Designed as a multi-purpose classroom with separate laboratories, the facility’s Innovation Lab commonly hosts baristas for brewing methods and training, scientists for sampling and quality control, and roasters for profile analysis and product experimentation.
“The Innovation Lab helps connect people to the different stages of coffee production,” said Melissa Rogner, marketing director. “We have a classroom, application lab, roasting lab and cupping lab that can accommodate up to 75 people at one time.”
Large groups are welcome to register for any of the courses listed on the The Innovation Lab webpage. Class descriptions, cost, times, dates and registration information also is provided.

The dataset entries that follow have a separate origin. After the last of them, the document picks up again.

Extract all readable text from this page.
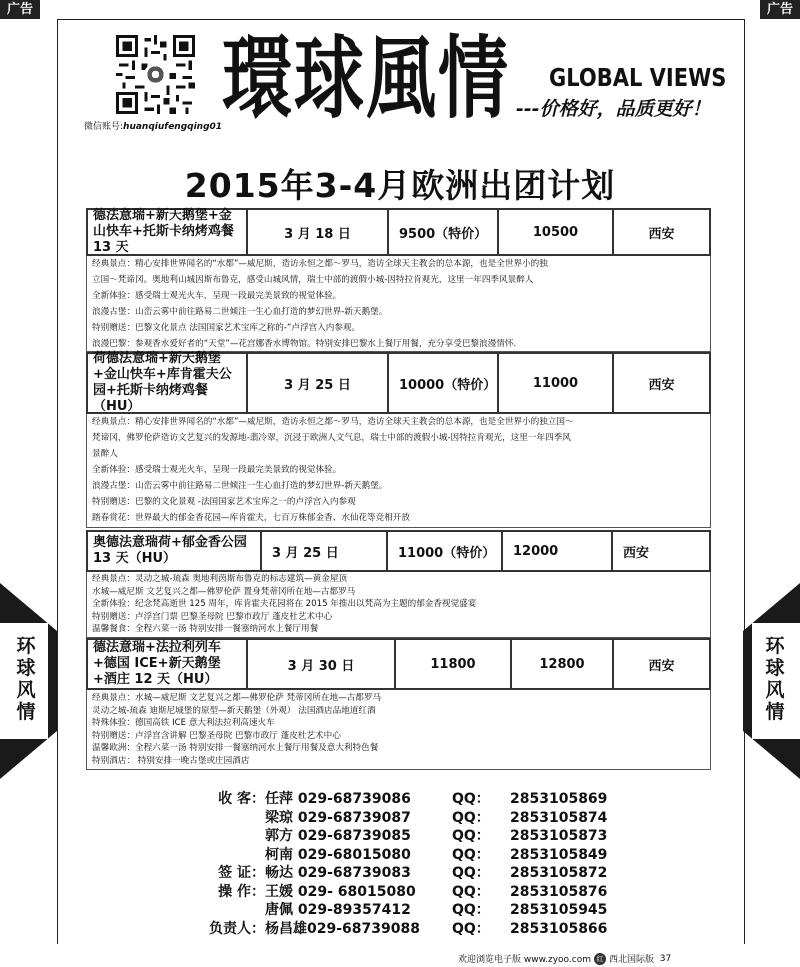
广告	广告
微信账号:huanqiufengqing01 環球風情 GLOBAL VIEWS
---价格好，品质更好！
2015年3-4月欧洲出团计划
德法意瑞+新天鹅堡+金山快车+托斯卡纳烤鸡餐 13 天
3 月 18 日	9500（特价）	10500	西安
经典景点：精心安排世界闻名的“水都”—威尼斯，造访永恒之都～罗马，造访全球天主教会的总本源，也是全世界小的独
立国～梵谛冈。奥地利山城因斯布鲁克，感受山城风情，瑞士中部的渡假小城-因特拉肯观光，这里一年四季风景醉人
全新体验：感受瑞士观光火车，呈现一段最完美景致的视觉体验。
浪漫古堡：山峦云雾中前往路易二世倾注一生心血打造的梦幻世界-新天鹅堡。
特别赠送：巴黎文化景点 法国国家艺术宝库之称的-”卢浮宫入内参观。
浪漫巴黎：参观香水爱好者的“天堂”—花宫娜香水博物馆。特别安排巴黎水上餐厅用餐，充分享受巴黎浪漫情怀.
荷德法意瑞+新天鹅堡+金山快车+库肯霍夫公园+托斯卡纳烤鸡餐（HU）
3 月 25 日	10000（特价）	11000	西安
经典景点：精心安排世界闻名的“水都”—威尼斯，造访永恒之都～罗马，造访全球天主教会的总本源，也是全世界小的独立国～
梵谛冈，佛罗伦萨造访文艺复兴的发源地-翡冷翠，沉浸于欧洲人文气息，瑞士中部的渡假小城-因特拉肯观光，这里一年四季风
景醉人
全新体验：感受瑞士观光火车，呈现一段最完美景致的视觉体验。
浪漫古堡：山峦云雾中前往路易二世倾注一生心血打造的梦幻世界-新天鹅堡。
特别赠送：巴黎的文化景观 -法国国家艺术宝库之一的卢浮宫入内参观
踏春赏花：世界最大的郁金香花园—库肯霍夫，七百万株郁金香、水仙花等竞相开放
奥德法意瑞荷+郁金香公园 13 天（HU）	3 月 25 日	11000（特价）	12000	西安
经典景点：灵动之城-琉森 奥地利茵斯布鲁克的标志建筑—黄金屋顶
水城—威尼斯 文艺复兴之都—佛罗伦萨 置身梵蒂冈所在地—古都罗马
全新体验：纪念梵高逝世 125 周年，库肯霍夫花园将在 2015 年推出以梵高为主题的郁金香视觉盛宴
特别赠送：卢浮宫门票 巴黎圣母院 巴黎市政厅 蓬皮杜艺术中心
温馨餐食：全程六菜一汤 特别安排一餐塞纳河水上餐厅用餐
德法意瑞+法拉利列车+德国 ICE+新天鹅堡+酒庄 12 天（HU）
3 月 30 日	11800	12800	西安
经典景点：水城—威尼斯 文艺复兴之都—佛罗伦萨 梵蒂冈所在地—古都罗马
灵动之城-琉森 迪斯尼城堡的原型—新天鹅堡（外观） 法国酒店品地道红酒
特殊体验：德国高铁 ICE 意大利法拉利高速火车
特别赠送：卢浮宫含讲解 巴黎圣母院 巴黎市政厅 蓬皮杜艺术中心
温馨欧洲：全程六菜一汤 特别安排一餐塞纳河水上餐厅用餐及意大利特色餐
特别酒店： 特别安排一晚古堡或庄园酒店
环
球
风
情
环
球
风
情
收 客： 任萍 029-68739086	QQ：	2853105869
梁琼 029-68739087	QQ：	2853105874
郭方 029-68739085	QQ：	2853105873
柯南 029-68015080	QQ：	2853105849
签 证： 畅达 029-68739083	QQ：	2853105872
操 作： 王媛 029- 68015080	QQ：	2853105876
唐佩 029-89357412	QQ：	2853105945
负责人： 杨昌雄029-68739088	QQ：	2853105866
欢迎浏览电子版 www.zyoo.com 红 西北国际版
37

Starbucks 1st & Pike coffeehouse
Located in the heart of Pike Place Market, the 1st & Pike Starbucks location is must-stop for the caffeine-crazed tour-goer. The first-ever Starbucks opened at the market in 1971.
The location has a rich history and holds a vital importance to the Starbucks company and the city of Seattle. The design of the 1st & Pike coffeehouse evokes the warm heritage of the first store through its hardwoods, furniture and lighting. The store also is LEED® Gold certified.
Groups won’t want to miss a photo op by the cafe’s original sign and mermaid logo. And they’ll need to stay for a drink, or two. The 1st & Pike location sticks to tradition and only serves coffee and espresso.
If time doesn’t permit a long stay, visitors can grab a Venti Pike Place® Roast to go while exploring everything Pike Place Market has to offer.